Our study is not without limitations. As mentioned earlier, while BMI is a measurement of weight, it does not differentiate lean muscle mass or body fat, as discussed earlier. Additionally, residual confounding may still be a limitation, as we did not have complete data on comorbidities and change in residual renal function over time. Additional confounding factors such as acute illnesses, hospitalization, infection or chronic comorbid conditions including congestive heart failure or cancer were not captured in this database. Therefore, we cannot assume that all measured covariates are sufficient to adjust for all biases. Additionally, previous studies have shown that combined cardiorespiratory fitness and weight status is a more important predictor of mortality than BMI alone [8, 48–51]; however, data of cardiorespiratory fitness were not available in our cohort. Our study may be subject to potential selection bias due to the cohort and study inclusion and exclusion criteria. While excluding patients whose vintage is <90 days may lead to survivor bias, this criterion allows for examination of a cohort with greater generalizability to the broader HD population [52]. In addition, our study examined associations in patients treated with hemodialysis for the entire duration of follow-up and did not examine potential effects of treatment with other dialysis modalities. Future studies that can both examine the effect of varying dialysis modalities as well as include patients with early mortality are needed. Lastly, there were no significant differences in clinical and laboratory values between patients included in our analysis and those excluded for missing BMI values (data not shown).

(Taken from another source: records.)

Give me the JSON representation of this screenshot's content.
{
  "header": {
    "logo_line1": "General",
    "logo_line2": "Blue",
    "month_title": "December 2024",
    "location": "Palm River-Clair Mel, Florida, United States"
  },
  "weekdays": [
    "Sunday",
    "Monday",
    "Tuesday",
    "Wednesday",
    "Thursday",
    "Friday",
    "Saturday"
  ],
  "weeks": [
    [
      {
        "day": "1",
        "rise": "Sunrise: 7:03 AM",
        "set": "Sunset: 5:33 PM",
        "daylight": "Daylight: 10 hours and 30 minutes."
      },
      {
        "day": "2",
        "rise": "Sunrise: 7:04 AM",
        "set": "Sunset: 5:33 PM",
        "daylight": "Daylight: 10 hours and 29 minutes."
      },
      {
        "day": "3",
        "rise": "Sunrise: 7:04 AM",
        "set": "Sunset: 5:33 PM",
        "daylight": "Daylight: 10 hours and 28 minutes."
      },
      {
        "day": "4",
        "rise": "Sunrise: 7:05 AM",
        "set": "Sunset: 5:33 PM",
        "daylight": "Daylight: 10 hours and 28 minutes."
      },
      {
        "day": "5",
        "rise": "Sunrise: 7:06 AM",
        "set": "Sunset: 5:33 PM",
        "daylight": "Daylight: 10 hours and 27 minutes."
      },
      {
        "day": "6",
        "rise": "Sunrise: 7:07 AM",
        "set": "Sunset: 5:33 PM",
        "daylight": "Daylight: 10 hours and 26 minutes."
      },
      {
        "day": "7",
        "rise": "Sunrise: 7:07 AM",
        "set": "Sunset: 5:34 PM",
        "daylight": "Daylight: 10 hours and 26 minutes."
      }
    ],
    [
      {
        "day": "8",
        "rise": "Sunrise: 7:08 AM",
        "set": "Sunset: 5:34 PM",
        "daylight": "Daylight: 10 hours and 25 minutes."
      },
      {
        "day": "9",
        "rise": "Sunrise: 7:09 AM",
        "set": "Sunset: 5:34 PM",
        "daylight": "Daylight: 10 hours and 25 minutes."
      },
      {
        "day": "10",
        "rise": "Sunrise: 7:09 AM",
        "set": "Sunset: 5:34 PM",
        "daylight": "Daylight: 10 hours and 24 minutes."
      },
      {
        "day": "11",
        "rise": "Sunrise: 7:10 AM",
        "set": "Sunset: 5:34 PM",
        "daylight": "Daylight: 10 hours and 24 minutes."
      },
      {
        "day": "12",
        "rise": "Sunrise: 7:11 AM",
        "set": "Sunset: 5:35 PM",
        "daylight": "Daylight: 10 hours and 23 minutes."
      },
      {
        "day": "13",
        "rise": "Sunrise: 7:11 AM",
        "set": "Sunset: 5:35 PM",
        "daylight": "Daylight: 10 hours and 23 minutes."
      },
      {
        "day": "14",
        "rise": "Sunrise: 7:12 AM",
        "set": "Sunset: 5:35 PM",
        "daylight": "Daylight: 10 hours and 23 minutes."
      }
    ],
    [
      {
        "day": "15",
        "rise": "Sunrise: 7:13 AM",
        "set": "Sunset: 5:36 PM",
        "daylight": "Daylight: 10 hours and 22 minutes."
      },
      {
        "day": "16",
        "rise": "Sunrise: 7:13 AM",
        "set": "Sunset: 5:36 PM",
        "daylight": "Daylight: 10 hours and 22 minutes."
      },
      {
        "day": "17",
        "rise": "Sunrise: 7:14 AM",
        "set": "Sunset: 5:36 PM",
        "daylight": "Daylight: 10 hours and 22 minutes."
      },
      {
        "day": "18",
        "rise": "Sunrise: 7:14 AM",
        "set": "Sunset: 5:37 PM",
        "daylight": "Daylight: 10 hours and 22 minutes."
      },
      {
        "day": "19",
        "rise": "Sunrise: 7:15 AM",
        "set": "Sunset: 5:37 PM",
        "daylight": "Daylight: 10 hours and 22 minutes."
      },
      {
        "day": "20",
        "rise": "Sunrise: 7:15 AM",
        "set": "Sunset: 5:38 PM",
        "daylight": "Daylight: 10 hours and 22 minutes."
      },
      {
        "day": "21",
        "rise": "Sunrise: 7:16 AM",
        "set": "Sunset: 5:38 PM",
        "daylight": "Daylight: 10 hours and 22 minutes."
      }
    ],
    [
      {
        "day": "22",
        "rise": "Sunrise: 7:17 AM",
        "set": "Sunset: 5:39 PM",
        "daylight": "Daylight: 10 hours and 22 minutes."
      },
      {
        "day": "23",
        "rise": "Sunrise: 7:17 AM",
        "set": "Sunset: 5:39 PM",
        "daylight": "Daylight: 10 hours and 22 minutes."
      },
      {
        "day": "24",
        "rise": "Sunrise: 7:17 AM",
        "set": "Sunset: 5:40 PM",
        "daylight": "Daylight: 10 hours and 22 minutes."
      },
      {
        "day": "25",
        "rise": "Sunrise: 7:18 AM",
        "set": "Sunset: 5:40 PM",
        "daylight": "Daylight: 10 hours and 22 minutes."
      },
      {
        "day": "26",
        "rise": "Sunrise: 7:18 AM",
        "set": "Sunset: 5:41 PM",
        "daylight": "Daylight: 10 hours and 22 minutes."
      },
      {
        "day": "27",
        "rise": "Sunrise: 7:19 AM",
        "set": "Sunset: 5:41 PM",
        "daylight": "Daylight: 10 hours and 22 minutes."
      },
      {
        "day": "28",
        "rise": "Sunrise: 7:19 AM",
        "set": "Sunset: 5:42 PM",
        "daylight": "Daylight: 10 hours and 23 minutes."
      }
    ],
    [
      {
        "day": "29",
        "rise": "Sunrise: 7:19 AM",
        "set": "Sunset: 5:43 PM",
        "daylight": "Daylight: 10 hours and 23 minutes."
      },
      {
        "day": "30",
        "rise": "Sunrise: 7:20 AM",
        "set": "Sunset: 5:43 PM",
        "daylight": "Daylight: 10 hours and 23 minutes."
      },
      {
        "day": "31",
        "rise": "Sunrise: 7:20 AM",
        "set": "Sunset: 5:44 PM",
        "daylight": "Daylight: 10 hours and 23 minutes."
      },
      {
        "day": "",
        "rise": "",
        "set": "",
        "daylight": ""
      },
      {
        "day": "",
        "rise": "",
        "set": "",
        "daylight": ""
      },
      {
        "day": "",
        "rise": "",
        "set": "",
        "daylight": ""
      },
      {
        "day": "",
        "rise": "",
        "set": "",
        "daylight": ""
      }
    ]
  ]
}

The strengths of the study lie in the large population number, uniform laboratory measurements (with all laboratory data obtained from a single laboratory facility), large sample size and examination of an extended 5-year cohort.

CONCLUSIONS

In CKD patients treated with MHD, larger body size or greater muscle mass, represented by higher BMI, is associated with greater survival. Our study shows a significant incrementally inverse relationship between BMI and all-cause as well as cardiovascular mortality in MHD patients across all models and especially in the MSM analyses. These findings have important clinical implications in dialysis patient care management. The interesting results of this study warrant further investigation through interventional trials in CKD and MHD patients.

SUPPLEMENTARY DATA

Supplementary data are available online at http://ndt.oxfordjournals.org.

FUNDING

The work is supported by NIH grants K24-DK091419, R01-DK078106, R01-DK095668 and R01-DK096920 and philanthropic grants from Mr. Harold Simmons, Mr. Louis Chang, Dr. Joseph Lee and Aveo, Inc. Connie M. Rhee is supported by the NIH (NIDDK) grant K23-DK102903. Hamid Moradi is supported by a Career Development Award from the Office of Research and Development VA 1LKCX001043-01A2.

CONFLICT OF INTEREST STATEMENT

K.K.Z. has received honoraria from Genzyme/Sanofi and Shire and was the medical director of DaVita Harbor-UCLA/MFI in Long Beach, CA, USA, during 2007–12.